Marco da censura, disco ‘Calabar’ era pichação do nome de um traidor

O disco Calabar (1973), de Chico Buarque, merece capítulo à parte. “Essa capa foi censurada. Só existe uma prova de gráfica dela”, conta a artista Regina Vater, criadora do encarte do histórico álbum que traz a trilha sonora da peça escrita pelo músico e pelo cineasta e poeta Ruy Guerra. “Logo que a fiz, ganhei um prêmio e me mudei para os Estados Unidos. Soube lá que a capa do Calabar tinha sido censurada quando um amigo me mostrou a (revista) Veja”, lembra a carioca, que voltou a viver no Brasil.

“Foi um dos discos mais difíceis de encontrar”, diz o artista Bruno Faria, que considera essa obra das mais surpreendentes de sua pesquisa sobre a iconografia dos LPs brasileiros.

Na época, Regina Vater morava em São Paulo quando Ruy Guerra a convidou a realizar a capa do álbum. Como a artista destaca, ela havia acabado de realizar uma mostra com sua série dos Nós, de grande repercussão.

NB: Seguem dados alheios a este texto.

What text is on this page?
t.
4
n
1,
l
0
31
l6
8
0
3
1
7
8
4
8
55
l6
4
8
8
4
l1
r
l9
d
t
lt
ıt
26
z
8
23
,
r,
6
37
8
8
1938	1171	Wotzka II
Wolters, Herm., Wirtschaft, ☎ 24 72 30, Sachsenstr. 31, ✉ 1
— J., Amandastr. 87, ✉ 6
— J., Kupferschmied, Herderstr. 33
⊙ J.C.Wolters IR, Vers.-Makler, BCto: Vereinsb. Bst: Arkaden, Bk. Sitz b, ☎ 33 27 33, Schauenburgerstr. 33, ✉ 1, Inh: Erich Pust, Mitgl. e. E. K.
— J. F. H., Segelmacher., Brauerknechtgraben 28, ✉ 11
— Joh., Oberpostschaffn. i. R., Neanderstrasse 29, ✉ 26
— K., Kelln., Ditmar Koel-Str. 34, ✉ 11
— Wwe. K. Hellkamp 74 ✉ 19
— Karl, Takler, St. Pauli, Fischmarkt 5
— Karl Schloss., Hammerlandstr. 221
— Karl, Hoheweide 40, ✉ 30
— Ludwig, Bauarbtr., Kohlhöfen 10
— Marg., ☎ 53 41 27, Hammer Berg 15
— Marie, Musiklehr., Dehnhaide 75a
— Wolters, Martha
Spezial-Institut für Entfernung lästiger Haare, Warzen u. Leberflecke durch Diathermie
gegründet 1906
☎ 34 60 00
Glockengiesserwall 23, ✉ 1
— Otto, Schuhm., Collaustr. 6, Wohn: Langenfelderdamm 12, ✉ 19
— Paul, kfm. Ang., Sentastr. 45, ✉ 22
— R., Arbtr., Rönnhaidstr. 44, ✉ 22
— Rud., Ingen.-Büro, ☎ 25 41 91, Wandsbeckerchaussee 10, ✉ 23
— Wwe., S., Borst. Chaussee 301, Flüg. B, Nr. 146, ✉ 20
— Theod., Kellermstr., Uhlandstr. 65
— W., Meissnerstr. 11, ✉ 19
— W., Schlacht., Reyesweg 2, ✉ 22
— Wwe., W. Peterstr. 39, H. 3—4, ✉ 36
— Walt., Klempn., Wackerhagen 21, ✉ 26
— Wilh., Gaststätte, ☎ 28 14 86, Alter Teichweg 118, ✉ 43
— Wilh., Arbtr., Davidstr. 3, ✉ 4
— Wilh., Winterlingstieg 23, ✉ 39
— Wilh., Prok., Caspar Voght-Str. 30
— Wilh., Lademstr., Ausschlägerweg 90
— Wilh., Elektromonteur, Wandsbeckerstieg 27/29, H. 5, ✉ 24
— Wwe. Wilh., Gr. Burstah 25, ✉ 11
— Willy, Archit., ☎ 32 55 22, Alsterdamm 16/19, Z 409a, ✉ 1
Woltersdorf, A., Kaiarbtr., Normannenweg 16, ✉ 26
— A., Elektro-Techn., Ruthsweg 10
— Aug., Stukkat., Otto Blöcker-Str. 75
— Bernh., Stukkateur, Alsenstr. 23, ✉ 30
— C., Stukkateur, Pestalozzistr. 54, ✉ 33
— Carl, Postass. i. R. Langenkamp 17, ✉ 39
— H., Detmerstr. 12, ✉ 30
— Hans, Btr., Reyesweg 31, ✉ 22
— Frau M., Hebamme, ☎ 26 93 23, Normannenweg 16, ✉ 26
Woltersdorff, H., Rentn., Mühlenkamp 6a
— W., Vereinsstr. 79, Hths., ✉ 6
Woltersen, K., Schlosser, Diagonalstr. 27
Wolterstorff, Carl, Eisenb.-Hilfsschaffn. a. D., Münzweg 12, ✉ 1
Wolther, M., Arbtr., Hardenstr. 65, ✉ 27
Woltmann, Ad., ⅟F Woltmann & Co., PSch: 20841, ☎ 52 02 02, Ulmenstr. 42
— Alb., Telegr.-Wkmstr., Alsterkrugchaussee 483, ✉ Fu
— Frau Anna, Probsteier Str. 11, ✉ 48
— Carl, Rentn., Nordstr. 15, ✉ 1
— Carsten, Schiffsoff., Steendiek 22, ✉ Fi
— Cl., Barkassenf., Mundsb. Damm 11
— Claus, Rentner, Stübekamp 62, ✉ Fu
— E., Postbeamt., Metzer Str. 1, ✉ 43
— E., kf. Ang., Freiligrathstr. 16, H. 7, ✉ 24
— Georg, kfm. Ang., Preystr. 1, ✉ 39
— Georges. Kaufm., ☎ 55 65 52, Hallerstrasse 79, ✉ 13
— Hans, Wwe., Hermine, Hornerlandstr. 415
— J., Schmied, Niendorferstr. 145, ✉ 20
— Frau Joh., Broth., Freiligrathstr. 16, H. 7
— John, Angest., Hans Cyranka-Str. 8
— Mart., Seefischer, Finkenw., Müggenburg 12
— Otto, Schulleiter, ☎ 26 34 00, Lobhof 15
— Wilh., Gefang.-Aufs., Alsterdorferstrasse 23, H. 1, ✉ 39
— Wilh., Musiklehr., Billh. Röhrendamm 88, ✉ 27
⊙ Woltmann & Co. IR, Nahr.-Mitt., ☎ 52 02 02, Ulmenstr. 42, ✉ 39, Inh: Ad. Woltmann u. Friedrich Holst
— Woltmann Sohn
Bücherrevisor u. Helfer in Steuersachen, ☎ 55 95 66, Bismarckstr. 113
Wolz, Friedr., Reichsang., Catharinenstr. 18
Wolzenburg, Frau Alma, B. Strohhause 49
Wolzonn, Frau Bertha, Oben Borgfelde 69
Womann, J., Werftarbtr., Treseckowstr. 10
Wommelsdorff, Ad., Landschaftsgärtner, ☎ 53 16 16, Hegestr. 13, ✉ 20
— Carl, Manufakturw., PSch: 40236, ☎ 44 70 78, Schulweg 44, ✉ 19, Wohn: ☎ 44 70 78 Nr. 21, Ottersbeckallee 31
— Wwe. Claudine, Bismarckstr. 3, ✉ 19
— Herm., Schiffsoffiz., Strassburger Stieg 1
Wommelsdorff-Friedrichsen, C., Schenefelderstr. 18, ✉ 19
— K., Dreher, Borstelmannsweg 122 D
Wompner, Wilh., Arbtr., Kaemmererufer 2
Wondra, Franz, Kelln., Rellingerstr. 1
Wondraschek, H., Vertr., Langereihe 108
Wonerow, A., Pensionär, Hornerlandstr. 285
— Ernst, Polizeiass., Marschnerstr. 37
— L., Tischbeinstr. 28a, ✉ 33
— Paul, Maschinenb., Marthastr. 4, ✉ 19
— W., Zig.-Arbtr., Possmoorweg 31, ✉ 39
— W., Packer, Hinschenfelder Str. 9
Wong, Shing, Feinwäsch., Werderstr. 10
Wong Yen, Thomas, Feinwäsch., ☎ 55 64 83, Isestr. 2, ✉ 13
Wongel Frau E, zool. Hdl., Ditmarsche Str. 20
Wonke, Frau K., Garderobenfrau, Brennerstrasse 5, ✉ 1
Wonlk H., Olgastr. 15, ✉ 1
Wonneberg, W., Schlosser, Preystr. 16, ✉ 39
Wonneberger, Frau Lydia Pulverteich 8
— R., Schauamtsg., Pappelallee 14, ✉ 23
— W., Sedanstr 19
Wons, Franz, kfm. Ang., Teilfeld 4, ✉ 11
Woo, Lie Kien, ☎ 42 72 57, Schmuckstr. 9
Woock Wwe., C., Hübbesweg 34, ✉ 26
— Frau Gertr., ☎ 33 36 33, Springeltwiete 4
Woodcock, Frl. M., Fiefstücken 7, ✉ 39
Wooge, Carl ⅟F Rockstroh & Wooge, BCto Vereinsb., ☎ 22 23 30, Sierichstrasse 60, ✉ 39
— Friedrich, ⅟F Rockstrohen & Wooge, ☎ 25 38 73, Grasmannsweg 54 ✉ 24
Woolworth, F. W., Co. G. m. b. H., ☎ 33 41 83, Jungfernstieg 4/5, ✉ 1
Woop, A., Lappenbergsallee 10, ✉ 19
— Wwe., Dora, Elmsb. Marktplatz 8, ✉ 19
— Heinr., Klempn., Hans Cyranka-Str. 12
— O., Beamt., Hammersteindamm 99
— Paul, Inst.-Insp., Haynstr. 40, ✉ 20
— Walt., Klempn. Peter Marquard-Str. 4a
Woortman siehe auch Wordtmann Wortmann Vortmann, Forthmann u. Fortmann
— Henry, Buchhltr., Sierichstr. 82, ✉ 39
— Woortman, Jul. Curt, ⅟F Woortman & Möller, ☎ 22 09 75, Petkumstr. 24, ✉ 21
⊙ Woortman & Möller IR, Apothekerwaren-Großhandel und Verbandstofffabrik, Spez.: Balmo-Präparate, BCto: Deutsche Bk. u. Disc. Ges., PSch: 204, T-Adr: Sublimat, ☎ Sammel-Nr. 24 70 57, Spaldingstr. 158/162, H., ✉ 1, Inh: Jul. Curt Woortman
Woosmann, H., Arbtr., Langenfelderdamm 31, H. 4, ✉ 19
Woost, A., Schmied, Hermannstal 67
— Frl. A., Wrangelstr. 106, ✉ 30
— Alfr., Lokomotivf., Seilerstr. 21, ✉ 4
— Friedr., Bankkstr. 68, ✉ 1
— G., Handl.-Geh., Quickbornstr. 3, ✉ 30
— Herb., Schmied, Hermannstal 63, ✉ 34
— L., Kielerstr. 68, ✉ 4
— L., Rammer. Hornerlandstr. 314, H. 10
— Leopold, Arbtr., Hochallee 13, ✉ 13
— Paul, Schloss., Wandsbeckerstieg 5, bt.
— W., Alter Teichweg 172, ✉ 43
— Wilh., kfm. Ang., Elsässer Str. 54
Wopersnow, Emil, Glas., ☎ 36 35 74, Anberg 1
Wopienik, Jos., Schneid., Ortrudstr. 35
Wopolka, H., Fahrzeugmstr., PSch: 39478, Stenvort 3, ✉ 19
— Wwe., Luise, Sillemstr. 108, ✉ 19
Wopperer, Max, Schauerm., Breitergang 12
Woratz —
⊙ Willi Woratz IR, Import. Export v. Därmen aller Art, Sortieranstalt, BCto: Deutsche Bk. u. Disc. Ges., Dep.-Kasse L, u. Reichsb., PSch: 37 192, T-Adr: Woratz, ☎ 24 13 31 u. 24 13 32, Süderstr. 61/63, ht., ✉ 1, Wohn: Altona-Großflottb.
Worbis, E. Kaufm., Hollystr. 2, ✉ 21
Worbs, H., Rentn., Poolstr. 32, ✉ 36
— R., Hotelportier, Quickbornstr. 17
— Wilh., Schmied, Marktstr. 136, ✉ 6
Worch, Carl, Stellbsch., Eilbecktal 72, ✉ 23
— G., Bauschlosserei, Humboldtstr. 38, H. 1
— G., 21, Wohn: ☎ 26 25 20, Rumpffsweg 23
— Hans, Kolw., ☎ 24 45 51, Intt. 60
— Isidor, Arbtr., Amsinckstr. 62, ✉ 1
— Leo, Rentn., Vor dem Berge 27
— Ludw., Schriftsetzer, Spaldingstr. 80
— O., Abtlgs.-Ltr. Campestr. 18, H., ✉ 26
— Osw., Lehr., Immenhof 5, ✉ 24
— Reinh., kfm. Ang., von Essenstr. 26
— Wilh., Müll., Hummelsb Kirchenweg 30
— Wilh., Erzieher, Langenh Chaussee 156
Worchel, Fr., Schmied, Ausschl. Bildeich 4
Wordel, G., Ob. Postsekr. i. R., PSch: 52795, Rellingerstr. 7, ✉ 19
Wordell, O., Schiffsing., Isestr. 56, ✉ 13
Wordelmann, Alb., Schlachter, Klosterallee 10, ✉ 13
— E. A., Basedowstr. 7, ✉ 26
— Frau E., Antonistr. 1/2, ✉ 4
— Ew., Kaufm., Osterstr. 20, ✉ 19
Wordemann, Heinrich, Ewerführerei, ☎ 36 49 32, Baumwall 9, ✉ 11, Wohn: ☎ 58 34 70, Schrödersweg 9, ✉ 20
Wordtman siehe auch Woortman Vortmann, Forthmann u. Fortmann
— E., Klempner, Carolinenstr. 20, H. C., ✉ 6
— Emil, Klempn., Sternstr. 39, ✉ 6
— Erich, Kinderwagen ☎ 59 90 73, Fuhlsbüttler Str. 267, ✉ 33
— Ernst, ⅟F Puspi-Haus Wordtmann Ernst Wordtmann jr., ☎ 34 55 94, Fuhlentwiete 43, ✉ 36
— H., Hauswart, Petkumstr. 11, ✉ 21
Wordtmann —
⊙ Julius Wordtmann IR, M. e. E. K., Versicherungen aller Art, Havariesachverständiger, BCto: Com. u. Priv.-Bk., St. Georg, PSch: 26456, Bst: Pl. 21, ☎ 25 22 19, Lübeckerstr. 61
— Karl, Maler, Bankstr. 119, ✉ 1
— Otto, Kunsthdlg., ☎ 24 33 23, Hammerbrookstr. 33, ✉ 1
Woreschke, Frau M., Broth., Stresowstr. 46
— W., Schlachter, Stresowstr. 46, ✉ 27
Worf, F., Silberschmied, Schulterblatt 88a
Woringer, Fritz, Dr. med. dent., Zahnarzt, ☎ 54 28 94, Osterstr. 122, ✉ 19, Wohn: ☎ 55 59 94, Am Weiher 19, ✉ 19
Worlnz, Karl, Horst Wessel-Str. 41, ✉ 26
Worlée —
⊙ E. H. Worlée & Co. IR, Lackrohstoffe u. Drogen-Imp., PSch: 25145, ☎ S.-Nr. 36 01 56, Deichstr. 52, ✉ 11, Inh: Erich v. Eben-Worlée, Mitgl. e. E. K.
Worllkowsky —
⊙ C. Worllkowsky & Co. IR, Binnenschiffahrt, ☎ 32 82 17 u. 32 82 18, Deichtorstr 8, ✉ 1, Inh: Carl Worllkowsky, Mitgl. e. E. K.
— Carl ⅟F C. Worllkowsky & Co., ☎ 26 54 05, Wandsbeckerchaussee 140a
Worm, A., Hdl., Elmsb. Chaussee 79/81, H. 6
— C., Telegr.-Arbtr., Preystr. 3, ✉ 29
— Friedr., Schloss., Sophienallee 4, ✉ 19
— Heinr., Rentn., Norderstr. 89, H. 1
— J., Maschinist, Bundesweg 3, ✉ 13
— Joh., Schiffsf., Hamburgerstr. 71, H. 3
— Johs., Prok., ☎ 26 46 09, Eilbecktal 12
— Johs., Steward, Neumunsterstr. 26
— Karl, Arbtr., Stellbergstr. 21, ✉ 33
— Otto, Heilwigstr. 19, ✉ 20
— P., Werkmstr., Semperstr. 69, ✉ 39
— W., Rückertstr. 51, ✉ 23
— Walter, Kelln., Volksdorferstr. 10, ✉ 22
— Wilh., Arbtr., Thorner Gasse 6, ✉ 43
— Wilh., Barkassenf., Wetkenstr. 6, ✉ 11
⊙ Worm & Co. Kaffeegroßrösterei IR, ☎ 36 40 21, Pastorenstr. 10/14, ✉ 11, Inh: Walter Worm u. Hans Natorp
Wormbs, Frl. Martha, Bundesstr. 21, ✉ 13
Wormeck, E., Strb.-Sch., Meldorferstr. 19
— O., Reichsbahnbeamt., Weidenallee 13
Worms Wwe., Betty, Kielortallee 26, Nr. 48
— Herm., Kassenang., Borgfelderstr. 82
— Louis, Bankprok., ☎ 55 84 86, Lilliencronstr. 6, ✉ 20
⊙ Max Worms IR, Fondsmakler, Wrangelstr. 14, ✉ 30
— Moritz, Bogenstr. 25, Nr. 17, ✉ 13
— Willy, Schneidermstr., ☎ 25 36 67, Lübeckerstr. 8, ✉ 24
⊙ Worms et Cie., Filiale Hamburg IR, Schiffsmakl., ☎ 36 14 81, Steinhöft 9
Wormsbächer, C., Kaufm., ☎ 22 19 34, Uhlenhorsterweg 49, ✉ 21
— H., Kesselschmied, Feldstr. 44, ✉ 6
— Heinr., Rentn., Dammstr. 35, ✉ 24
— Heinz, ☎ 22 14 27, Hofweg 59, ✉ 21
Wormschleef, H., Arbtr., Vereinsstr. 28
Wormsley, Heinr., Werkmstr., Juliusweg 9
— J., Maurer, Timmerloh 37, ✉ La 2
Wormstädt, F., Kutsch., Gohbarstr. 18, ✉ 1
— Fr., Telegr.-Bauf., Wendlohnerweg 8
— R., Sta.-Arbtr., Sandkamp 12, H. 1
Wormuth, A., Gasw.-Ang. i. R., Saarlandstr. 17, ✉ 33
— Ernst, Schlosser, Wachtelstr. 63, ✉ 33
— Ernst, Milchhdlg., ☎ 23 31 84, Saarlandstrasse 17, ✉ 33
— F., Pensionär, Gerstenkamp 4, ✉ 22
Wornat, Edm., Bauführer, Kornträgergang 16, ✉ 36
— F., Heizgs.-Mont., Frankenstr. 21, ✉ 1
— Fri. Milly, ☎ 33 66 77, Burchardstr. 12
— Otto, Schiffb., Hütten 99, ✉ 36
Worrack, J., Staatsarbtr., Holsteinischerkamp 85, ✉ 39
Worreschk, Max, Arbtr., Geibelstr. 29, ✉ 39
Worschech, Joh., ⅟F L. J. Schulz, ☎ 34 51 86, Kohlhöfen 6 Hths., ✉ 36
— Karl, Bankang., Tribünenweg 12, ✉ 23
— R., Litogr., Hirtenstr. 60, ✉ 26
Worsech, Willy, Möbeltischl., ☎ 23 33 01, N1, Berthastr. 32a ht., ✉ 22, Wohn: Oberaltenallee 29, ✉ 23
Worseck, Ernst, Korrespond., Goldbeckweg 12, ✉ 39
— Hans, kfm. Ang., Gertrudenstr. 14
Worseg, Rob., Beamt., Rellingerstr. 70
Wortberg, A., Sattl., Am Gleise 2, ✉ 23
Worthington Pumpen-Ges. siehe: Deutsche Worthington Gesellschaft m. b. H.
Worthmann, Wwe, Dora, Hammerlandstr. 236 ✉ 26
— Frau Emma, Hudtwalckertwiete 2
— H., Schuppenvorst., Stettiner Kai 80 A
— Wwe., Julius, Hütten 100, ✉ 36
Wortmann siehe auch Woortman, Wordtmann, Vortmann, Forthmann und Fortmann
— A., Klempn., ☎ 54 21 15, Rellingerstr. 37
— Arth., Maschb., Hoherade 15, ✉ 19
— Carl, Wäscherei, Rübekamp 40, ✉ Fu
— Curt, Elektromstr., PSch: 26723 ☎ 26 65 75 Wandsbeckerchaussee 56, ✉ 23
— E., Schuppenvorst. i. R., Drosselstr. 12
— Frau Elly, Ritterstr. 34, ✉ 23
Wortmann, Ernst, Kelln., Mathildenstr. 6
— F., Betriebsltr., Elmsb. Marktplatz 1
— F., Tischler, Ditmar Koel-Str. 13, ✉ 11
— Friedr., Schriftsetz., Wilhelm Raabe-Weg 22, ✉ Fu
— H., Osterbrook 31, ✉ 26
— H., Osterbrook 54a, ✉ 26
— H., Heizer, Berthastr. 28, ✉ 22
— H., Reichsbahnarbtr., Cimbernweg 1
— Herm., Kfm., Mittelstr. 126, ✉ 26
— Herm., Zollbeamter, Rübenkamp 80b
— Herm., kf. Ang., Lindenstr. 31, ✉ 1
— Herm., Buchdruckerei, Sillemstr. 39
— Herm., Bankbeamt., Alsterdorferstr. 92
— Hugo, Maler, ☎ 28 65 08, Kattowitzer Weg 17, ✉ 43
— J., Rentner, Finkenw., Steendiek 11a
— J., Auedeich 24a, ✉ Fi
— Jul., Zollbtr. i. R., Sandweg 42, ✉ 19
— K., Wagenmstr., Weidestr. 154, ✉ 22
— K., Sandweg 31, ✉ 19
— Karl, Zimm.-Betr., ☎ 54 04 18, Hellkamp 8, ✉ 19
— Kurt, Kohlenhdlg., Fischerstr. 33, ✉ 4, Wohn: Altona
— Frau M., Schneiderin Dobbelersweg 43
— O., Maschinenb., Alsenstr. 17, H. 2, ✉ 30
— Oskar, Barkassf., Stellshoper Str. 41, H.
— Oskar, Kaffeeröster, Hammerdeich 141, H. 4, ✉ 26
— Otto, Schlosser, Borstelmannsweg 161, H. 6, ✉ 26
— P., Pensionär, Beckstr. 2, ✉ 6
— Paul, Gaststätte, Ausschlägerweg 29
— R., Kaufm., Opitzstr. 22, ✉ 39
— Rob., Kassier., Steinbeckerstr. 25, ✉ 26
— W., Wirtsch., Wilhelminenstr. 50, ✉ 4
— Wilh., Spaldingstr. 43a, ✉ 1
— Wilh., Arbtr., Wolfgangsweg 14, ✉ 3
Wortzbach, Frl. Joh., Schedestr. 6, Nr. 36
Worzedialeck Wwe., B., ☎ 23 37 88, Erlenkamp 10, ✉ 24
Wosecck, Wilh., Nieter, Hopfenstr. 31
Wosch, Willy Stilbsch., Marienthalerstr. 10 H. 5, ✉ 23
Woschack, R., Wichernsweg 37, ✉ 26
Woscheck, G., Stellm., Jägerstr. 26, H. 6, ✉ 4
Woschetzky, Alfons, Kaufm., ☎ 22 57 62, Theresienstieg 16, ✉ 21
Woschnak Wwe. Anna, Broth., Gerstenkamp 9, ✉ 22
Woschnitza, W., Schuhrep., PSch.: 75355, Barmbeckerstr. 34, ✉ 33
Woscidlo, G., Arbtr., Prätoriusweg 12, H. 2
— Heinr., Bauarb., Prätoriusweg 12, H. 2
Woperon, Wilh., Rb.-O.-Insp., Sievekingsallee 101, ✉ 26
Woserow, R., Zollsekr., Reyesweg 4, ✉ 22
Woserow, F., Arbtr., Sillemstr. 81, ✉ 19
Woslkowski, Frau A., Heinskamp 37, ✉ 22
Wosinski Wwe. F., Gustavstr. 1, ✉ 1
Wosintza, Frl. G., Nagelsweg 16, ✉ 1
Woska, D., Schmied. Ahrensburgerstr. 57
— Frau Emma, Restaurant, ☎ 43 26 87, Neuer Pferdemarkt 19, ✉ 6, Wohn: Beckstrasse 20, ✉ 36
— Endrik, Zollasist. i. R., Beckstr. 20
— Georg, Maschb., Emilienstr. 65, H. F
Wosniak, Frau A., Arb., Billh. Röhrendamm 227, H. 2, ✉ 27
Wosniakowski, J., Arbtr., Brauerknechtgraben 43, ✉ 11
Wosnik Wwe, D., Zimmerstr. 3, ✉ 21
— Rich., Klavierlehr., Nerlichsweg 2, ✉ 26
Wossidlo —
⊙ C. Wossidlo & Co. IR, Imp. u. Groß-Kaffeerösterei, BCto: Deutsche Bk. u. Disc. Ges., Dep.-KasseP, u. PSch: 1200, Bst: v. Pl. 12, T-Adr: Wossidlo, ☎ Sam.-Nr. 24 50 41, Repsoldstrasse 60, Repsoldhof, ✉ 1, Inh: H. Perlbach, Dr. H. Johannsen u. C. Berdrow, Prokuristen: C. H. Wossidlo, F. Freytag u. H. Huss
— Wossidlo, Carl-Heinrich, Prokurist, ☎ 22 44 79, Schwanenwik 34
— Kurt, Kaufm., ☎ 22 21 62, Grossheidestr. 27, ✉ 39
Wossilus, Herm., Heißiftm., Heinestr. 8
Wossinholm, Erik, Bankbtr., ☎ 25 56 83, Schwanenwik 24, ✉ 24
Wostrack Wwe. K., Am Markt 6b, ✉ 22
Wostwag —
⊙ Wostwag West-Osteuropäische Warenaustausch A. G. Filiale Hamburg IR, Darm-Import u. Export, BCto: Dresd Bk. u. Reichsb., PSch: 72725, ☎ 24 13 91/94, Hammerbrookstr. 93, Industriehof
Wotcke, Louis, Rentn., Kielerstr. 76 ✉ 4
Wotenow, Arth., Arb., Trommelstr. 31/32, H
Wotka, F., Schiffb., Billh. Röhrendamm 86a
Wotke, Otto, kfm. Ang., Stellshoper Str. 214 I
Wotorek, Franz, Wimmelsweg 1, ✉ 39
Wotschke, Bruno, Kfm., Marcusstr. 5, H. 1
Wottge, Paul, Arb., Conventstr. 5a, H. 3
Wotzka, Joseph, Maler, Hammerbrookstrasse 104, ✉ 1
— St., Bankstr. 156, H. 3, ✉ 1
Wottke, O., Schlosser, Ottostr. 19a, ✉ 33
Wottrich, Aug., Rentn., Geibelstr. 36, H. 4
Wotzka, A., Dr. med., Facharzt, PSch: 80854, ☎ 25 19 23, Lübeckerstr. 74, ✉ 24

A criadora rememora que falava mais com Guerra sobre o trabalho. “Só vi o Chico (Buarque) bem depois de fazer uma espécie de rascunho. Fui ao lugar onde queria fazer a imagem para o Calabar e o fotografei para ver se eles aprovavam.” Na ocasião, ela encontrou o compositor no Rio. “Ele era muito tímido; me disse: ‘Muito obrigado pelo retrato'”, diverte-se.

A peça e o disco, inspirados na história de Domingos Fernandes Calabar, senhor de engenho que se aliou aos holandeses durante a invasão holandesa ao Brasil, colônia de Portugal, são considerados marcos da censura no regime militar. “Como Calabar foi um traidor, minha ideia foi pichar um muro no Bexiga com seu nome”, explica a artista. Mais ainda, ela fez, no Rio, uma fotografia de uma grande família fazendo um “piquenique no asfalto” para o interior do álbum. “A classe média brasileira estava anestesiada.”

Regina Vater conta, curiosamente, que, antes de Calabar, ela havia realizado uma aquarela que seria utilizada na capa do também histórico LP Tropicalia, de 1968. “O desenho era o corpo de uma mulher sem cabeça numa paisagem tropical, como fazia na época, uma coisa bem sensual.” A gravadora, entretanto, preferiu usar o projeto do artista Rubens Gerchman para o álbum. “Fiquei tão decepcionada”, ela afirma.